Although schools mailed or handed out supplemental learning packets to students, none of the work within was required. Final grades were awarded based on the coursework finished before March 13.
Uncertain what the start of the new school year will look like, Superintendent Pascal Mubenga knows one thing for sure: Every student will participate in online learning. The district has purchased 20,016 new Chromebooks to make this goal possible.
“The COVID-19 pandemic made it clear that we have to aggressively attack the digital divide in our community,” Mubenga said in a press release.
Finding ways to expand access to digital learning is not a new conversation in the district. Durham has lagged slightly behind the average performance of North Carolina public schools on its supply of digital devices.
A 2018-2019 state report card counted one digital device per 1.1 students in Durham schools, compared to a state average of one device per 0.9 students. The district’s five-year strategic plan calls for 100 percent of all “teachers, leaders, and staff” to use technology to advance student learning by 2023.
When schools closed due to coronavirus, that expedited the conversation to find a way to make sure every student in grades K-12 had access to a school computer.
The price tag to purchase the Chromebooks and charging carts is $7,848,357. Board of Education members authorized these purchases unanimously at an emergency meeting on May 28.
The first step was buying the devices. The second challenge will be ensuring that all students can connect to the internet at school and at home.
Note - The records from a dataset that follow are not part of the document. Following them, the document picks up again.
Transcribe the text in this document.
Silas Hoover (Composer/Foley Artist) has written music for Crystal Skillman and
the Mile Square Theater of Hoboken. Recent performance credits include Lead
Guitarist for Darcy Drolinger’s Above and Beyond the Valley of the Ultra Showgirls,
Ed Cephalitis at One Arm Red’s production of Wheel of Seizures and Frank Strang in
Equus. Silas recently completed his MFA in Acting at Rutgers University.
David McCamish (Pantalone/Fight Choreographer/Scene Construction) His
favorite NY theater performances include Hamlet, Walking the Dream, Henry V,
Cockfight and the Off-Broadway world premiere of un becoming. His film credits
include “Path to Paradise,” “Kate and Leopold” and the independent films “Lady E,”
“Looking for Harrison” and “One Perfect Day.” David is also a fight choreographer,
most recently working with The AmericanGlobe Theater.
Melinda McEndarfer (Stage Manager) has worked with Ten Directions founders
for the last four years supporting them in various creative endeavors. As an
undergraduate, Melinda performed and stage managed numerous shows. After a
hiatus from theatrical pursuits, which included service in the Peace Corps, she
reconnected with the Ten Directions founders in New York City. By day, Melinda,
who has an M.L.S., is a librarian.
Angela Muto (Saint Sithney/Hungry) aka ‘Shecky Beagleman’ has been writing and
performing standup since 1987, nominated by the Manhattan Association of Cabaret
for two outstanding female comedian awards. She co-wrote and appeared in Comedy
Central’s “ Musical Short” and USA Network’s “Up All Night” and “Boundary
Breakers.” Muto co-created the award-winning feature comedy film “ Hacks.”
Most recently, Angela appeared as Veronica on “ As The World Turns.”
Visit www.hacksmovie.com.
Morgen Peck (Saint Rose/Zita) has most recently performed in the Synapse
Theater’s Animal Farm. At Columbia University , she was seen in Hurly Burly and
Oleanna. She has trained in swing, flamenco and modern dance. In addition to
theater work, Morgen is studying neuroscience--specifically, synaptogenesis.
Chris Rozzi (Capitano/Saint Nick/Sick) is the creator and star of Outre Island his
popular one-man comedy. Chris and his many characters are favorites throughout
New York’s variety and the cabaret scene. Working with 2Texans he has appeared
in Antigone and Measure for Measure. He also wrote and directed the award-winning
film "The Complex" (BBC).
The scale of the digital divide in Durham is significant, and one that the school district hopes to not tackle alone.
Board members will look to the county for assistance in what they estimate will be an additional $3 million project.
DPS will also be looking to the public to help cover some costs. The DPS Foundation will announce a campaign shortly to raise money for implementing a curriculum with the devices.
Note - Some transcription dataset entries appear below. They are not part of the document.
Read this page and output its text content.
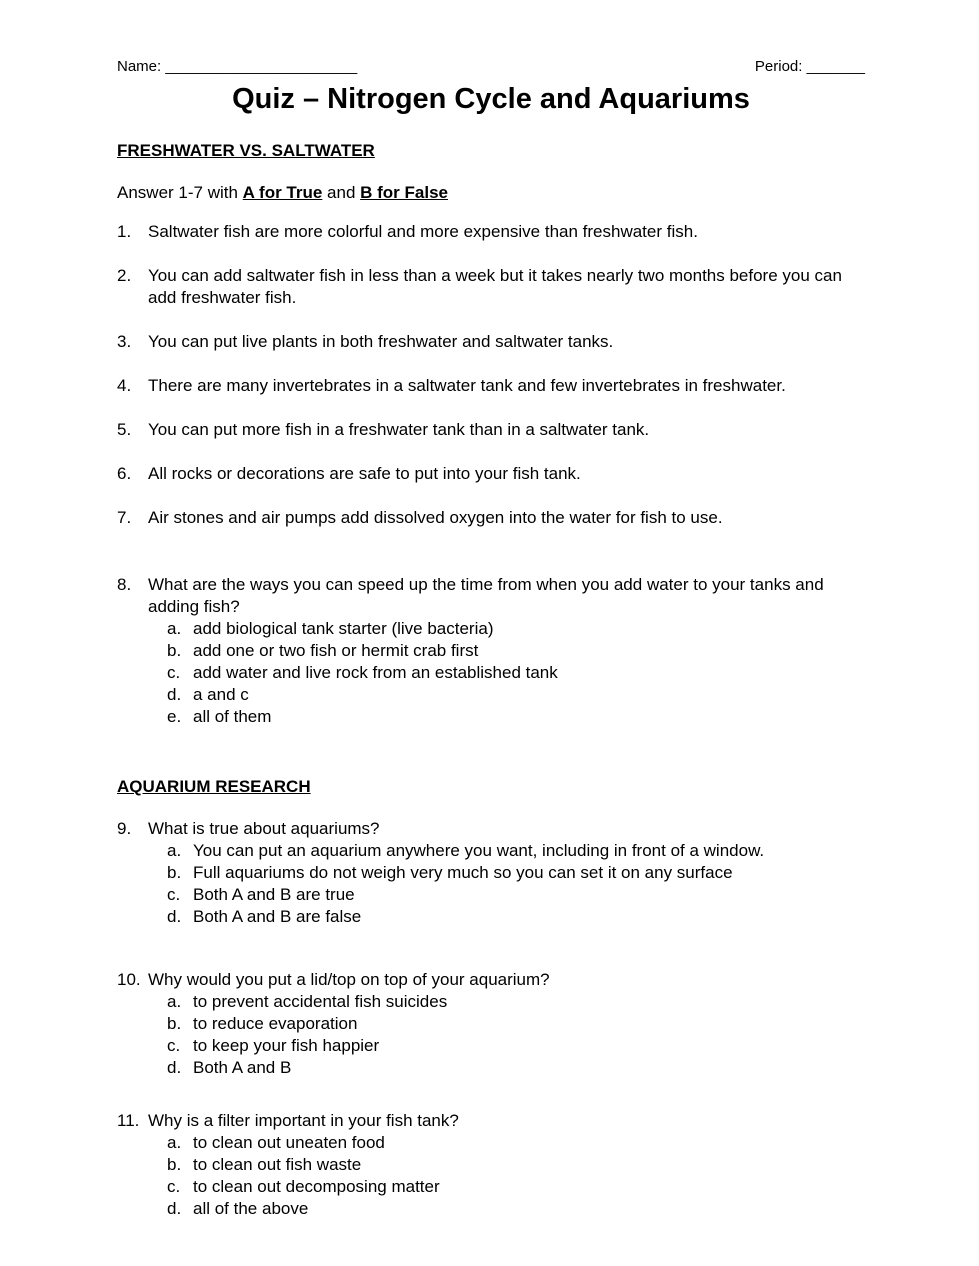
Name: _______________________	Period: _______
Quiz – Nitrogen Cycle and Aquariums
FRESHWATER VS. SALTWATER
Answer 1-7 with A for True and B for False
1. Saltwater fish are more colorful and more expensive than freshwater fish.
2. You can add saltwater fish in less than a week but it takes nearly two months before you can add freshwater fish.
3. You can put live plants in both freshwater and saltwater tanks.
4. There are many invertebrates in a saltwater tank and few invertebrates in freshwater.
5. You can put more fish in a freshwater tank than in a saltwater tank.
6. All rocks or decorations are safe to put into your fish tank.
7. Air stones and air pumps add dissolved oxygen into the water for fish to use.
8. What are the ways you can speed up the time from when you add water to your tanks and adding fish?
a. add biological tank starter (live bacteria)
b. add one or two fish or hermit crab first
c. add water and live rock from an established tank
d. a and c
e. all of them
AQUARIUM RESEARCH
9. What is true about aquariums?
a. You can put an aquarium anywhere you want, including in front of a window.
b. Full aquariums do not weigh very much so you can set it on any surface
c. Both A and B are true
d. Both A and B are false
10. Why would you put a lid/top on top of your aquarium?
a. to prevent accidental fish suicides
b. to reduce evaporation
c. to keep your fish happier
d. Both A and B
11. Why is a filter important in your fish tank?
a. to clean out uneaten food
b. to clean out fish waste
c. to clean out decomposing matter
d. all of the above
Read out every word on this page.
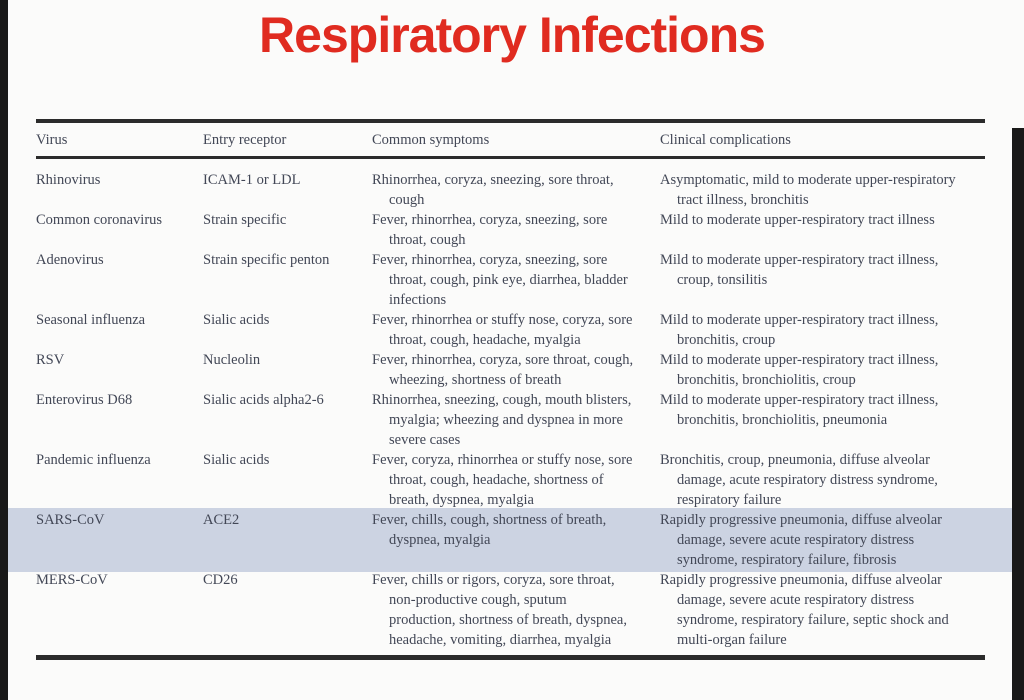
Respiratory Infections
Virus	Entry receptor	Common symptoms	Clinical complications
Rhinovirus	ICAM-1 or LDL	Rhinorrhea, coryza, sneezing, sore throat, cough	Asymptomatic, mild to moderate upper-respiratory tract illness, bronchitis

Common coronavirus	Strain specific	Fever, rhinorrhea, coryza, sneezing, sore throat, cough	Mild to moderate upper-respiratory tract illness

Adenovirus	Strain specific penton	Fever, rhinorrhea, coryza, sneezing, sore throat, cough, pink eye, diarrhea, bladder infections	Mild to moderate upper-respiratory tract illness, croup, tonsilitis

Seasonal influenza	Sialic acids	Fever, rhinorrhea or stuffy nose, coryza, sore throat, cough, headache, myalgia	Mild to moderate upper-respiratory tract illness, bronchitis, croup

RSV	Nucleolin	Fever, rhinorrhea, coryza, sore throat, cough, wheezing, shortness of breath	Mild to moderate upper-respiratory tract illness, bronchitis, bronchiolitis, croup

Enterovirus D68	Sialic acids alpha2-6	Rhinorrhea, sneezing, cough, mouth blisters, myalgia; wheezing and dyspnea in more severe cases	Mild to moderate upper-respiratory tract illness, bronchitis, bronchiolitis, pneumonia

Pandemic influenza	Sialic acids	Fever, coryza, rhinorrhea or stuffy nose, sore throat, cough, headache, shortness of breath, dyspnea, myalgia	Bronchitis, croup, pneumonia, diffuse alveolar damage, acute respiratory distress syndrome, respiratory failure

SARS-CoV	ACE2	Fever, chills, cough, shortness of breath, dyspnea, myalgia	Rapidly progressive pneumonia, diffuse alveolar damage, severe acute respiratory distress syndrome, respiratory failure, fibrosis

MERS-CoV	CD26	Fever, chills or rigors, coryza, sore throat, non-productive cough, sputum production, shortness of breath, dyspnea, headache, vomiting, diarrhea, myalgia	Rapidly progressive pneumonia, diffuse alveolar damage, severe acute respiratory distress syndrome, respiratory failure, septic shock and multi-organ failure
Without instruction for parents and students, devices serve no purpose, said Magan Gonzales-Smith, executive director of the foundation, a nonprofit that supports DPS.
“Realizing digital equity for students goes beyond providing everyone with a device and internet, we must think about the holistic picture,” she said.
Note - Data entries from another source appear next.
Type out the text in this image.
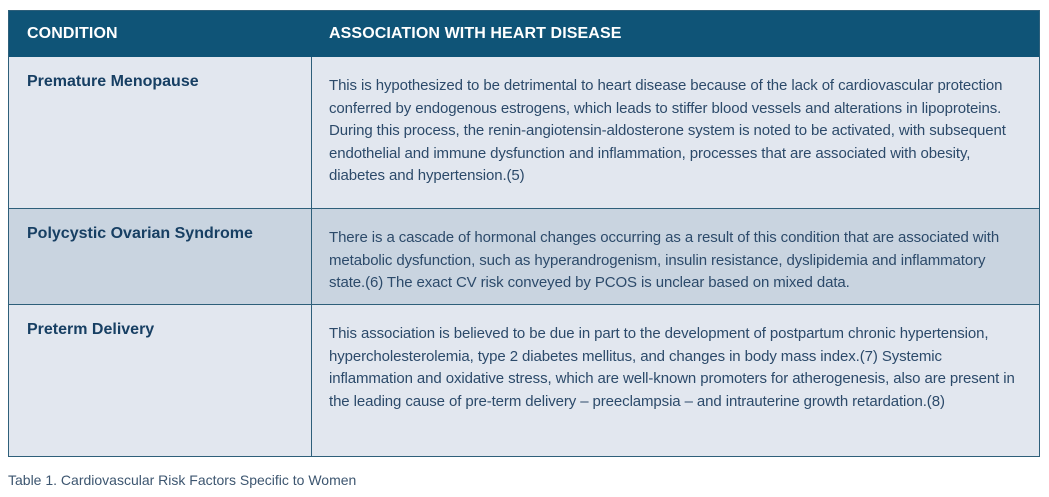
CONDITION	ASSOCIATION WITH HEART DISEASE
Premature Menopause	This is hypothesized to be detrimental to heart disease because of the lack of cardiovascular protection conferred by endogenous estrogens, which leads to stiffer blood vessels and alterations in lipoproteins. During this process, the renin-angiotensin-aldosterone system is noted to be activated, with subsequent endothelial and immune dysfunction and inflammation, processes that are associated with obesity, diabetes and hypertension.(5)
Polycystic Ovarian Syndrome	There is a cascade of hormonal changes occurring as a result of this condition that are associated with metabolic dysfunction, such as hyperandrogenism, insulin resistance, dyslipidemia and inflammatory state.(6) The exact CV risk conveyed by PCOS is unclear based on mixed data.
Preterm Delivery	This association is believed to be due in part to the development of postpartum chronic hypertension, hypercholesterolemia, type 2 diabetes mellitus, and changes in body mass index.(7) Systemic inflammation and oxidative stress, which are well-known promoters for atherogenesis, also are present in the leading cause of pre-term delivery – preeclampsia – and intrauterine growth retardation.(8)
Table 1. Cardiovascular Risk Factors Specific to Women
That includes training teachers, providing tech support to students and families, and reinforcing learning conditions in homes, Gonzales-Smith said. Another factor to consider is support for non-English speaking students.
The Chromebook order needed to be placed before June 1 to ensure they arrive before the start of the 2020-21 school year, which is so far scheduled for August 3. Reserve funds were used to make the purchase.
The district will receive $11.8 million from the federal CARES Act, according to Mubenga’s comments in the May 28 meeting, to partially fund the project. When DPS receives the CARES funding, it will replenish the reserves spent.
The number of Chromebooks needed at schools varies, Benjamin Brown, executive director of IT for DPS, said at the meeting. The School for Creative Studies, a magnet school in northeast Durham, and the City of Medicine Academy, a magnet school near Duke Regional Hospital, have indicated they will not need any new purchases.
Six schools, however, will need over 1,000 new Chromebooks each. That includes C.E. Jordan High School, Durham School of the Arts, Hillside High School, Northern High School, Riverside High School and Southern School of Energy and Sustainability.
The district purchased all Chromebooks from Lenovo Solutions for $360.75 each and 566 laptop charging carts from CDWG for $1,128 per cart.
The Chromebooks are portable laptops with a touch screen. While kindergarten students might be learning to write their names on touchscreens, seniors might be typing lab reports on keyboards.
In addition to discussing broadband access, board members expect to discuss implementing systems for teaching online later this month.